Apr 30, 2009 at 4:00 pm rating: 0
#34
Geek Goddess
I am concerned about the health of these people. It seems that none of them are getting the proper number of servings of fresh fruit in their diet.
Apr 30, 2009 at 6:50 pm rating: +2
#35
Canthz_B
Our break-room has five fridges, 5 microwave ovens.
Luckily, the task of cleaning them out goes to Building Maintenance.
I think we’re safe from PA notes…you really can’t get into writing nasty notes about the mess when your job depends upon there being one.
May 1, 2009 at 1:42 am rating: +1
#36
TheOldSchool
I just wish people would say “thrown out,” instead of TOSsed. It makes me feel like common office trash.
May 1, 2009 at 2:01 am rating: +5
#37
TheOldSchool
Unsurprisingly, an anagram for “the more the messier” is:
“Threesome: mere shit.”
May 1, 2009 at 2:20 am rating: +6
#38
Bugs Bunny
I “get” the whole PAN thing but in this situation, I would just toss everything in the garbage. It’s doubtful anyone would care and the only thing they’d notice is an absence of notes!

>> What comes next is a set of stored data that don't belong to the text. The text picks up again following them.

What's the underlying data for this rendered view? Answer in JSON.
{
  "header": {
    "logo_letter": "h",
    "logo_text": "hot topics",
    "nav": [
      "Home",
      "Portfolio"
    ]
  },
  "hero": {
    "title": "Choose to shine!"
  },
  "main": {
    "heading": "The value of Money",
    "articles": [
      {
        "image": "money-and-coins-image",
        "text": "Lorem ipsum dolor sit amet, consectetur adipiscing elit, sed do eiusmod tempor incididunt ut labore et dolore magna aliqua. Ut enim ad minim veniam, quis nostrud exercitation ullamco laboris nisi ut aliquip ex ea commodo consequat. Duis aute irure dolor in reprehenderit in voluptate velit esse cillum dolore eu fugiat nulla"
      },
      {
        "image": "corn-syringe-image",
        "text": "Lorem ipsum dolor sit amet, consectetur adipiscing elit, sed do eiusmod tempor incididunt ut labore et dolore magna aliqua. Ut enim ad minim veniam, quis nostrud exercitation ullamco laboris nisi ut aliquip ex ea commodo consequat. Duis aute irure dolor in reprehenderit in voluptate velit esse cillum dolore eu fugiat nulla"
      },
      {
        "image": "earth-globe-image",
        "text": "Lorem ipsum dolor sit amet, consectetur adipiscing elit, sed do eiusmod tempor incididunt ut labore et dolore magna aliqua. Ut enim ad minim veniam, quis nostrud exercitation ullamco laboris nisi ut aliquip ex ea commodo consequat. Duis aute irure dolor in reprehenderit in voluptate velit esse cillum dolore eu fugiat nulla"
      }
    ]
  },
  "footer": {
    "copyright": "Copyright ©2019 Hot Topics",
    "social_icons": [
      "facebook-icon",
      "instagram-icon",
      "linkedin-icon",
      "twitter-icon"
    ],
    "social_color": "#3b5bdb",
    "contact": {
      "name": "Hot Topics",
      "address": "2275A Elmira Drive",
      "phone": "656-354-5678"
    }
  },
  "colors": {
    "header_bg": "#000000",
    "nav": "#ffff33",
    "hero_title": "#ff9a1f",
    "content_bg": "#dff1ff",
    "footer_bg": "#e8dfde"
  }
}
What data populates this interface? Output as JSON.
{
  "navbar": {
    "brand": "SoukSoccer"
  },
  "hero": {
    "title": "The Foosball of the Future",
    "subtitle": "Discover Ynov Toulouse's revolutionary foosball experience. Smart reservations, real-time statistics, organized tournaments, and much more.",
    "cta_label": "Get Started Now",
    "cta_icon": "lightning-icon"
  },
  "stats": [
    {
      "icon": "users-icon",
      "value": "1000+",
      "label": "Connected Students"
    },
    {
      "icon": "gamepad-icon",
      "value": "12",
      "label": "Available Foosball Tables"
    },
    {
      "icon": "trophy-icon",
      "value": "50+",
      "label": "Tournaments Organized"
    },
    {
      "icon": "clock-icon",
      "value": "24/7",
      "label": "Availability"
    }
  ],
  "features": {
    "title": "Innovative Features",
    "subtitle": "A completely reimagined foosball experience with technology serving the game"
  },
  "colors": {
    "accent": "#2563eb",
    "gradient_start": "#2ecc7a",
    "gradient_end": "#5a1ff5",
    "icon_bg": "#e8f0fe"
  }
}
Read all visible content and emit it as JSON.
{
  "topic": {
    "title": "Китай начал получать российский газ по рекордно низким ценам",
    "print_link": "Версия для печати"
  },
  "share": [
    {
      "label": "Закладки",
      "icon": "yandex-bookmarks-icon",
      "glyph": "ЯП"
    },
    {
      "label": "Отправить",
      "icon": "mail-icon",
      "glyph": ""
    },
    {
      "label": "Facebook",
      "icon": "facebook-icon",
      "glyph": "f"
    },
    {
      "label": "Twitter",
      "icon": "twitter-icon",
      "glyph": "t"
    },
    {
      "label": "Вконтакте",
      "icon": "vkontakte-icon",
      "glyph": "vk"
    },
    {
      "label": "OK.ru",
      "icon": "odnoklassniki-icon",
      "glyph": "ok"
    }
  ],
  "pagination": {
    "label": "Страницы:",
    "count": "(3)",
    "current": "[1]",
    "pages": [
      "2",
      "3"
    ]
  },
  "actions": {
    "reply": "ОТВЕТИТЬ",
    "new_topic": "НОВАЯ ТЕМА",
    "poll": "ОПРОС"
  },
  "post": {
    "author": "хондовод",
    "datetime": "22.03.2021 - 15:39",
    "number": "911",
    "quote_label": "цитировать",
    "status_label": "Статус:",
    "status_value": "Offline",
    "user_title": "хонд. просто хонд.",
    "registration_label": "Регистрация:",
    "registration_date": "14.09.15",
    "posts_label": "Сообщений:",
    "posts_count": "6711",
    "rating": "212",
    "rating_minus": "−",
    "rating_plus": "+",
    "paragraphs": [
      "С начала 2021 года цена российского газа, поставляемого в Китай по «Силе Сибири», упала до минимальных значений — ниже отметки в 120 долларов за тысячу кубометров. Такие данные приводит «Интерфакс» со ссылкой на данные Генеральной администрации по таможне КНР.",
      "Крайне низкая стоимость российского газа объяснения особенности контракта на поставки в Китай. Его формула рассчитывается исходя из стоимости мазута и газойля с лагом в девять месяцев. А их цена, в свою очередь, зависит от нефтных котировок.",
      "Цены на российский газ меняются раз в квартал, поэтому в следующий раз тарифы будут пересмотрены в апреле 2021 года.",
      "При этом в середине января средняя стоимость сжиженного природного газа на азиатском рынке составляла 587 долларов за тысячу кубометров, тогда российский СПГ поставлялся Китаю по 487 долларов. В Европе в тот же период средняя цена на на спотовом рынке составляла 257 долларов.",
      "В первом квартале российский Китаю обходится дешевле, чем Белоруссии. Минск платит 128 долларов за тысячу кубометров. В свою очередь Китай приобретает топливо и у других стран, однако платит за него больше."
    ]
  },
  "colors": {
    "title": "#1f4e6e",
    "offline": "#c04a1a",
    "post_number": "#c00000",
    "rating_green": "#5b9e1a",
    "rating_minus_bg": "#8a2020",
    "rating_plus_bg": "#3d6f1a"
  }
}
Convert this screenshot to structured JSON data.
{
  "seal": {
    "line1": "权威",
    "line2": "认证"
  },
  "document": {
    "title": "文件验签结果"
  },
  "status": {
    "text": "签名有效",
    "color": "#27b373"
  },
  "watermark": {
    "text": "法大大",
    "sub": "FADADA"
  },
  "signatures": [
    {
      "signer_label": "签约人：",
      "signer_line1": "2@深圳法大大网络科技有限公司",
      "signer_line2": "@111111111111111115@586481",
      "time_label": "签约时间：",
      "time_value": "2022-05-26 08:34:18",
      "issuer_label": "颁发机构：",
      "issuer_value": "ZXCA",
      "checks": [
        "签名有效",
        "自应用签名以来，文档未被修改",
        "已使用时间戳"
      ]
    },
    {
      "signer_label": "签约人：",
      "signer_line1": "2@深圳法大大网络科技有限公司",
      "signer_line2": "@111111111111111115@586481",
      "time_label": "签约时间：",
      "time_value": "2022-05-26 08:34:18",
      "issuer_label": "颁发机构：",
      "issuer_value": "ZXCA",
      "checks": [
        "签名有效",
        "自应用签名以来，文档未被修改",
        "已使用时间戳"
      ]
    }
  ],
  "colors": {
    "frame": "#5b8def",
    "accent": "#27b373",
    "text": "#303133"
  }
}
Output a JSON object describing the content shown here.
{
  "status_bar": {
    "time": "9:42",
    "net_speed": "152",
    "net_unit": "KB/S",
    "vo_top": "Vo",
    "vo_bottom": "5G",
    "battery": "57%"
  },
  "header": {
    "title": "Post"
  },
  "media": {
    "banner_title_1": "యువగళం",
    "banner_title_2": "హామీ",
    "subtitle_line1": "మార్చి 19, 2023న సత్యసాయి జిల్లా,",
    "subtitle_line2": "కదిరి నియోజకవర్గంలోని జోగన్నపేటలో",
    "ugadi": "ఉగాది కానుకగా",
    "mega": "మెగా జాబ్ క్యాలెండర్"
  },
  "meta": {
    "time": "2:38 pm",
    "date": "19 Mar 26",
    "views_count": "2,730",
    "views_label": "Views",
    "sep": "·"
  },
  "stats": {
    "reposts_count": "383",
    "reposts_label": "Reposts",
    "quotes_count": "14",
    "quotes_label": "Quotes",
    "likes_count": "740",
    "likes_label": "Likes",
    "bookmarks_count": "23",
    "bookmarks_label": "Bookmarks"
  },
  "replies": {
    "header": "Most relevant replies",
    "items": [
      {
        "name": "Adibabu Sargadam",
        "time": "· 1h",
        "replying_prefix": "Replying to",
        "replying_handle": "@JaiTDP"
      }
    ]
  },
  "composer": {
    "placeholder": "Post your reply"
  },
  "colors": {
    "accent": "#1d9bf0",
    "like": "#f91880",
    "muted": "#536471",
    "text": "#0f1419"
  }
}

May 1, 2009 at 6:19 am rating: +1
#39
spiderpig
I’m loving the irony of all the passive aggressive smiley faces in this comment chain.
May 1, 2009 at 3:09 pm rating: +2
#40
techimpaired
Remember Crunch Berries? All the sugary goodness of Cap’n Crunch without the mouth shreddiness. Until they bring it back, I’m team Frosted Flakes with coffee, extra sugar, a crushed caffeine tablet or two and cream all mixed together in a 24oz coffee mug that reads “death before decaf.” Nothing says wholesome breakfast like a cardiac arrest in a cup.
May 2, 2009 at 6:03 am rating: +1
#41
suzanne
Holy sneeze guard!
Social experiment or not, there is a lot of insight into human behavior here. Typical Americans.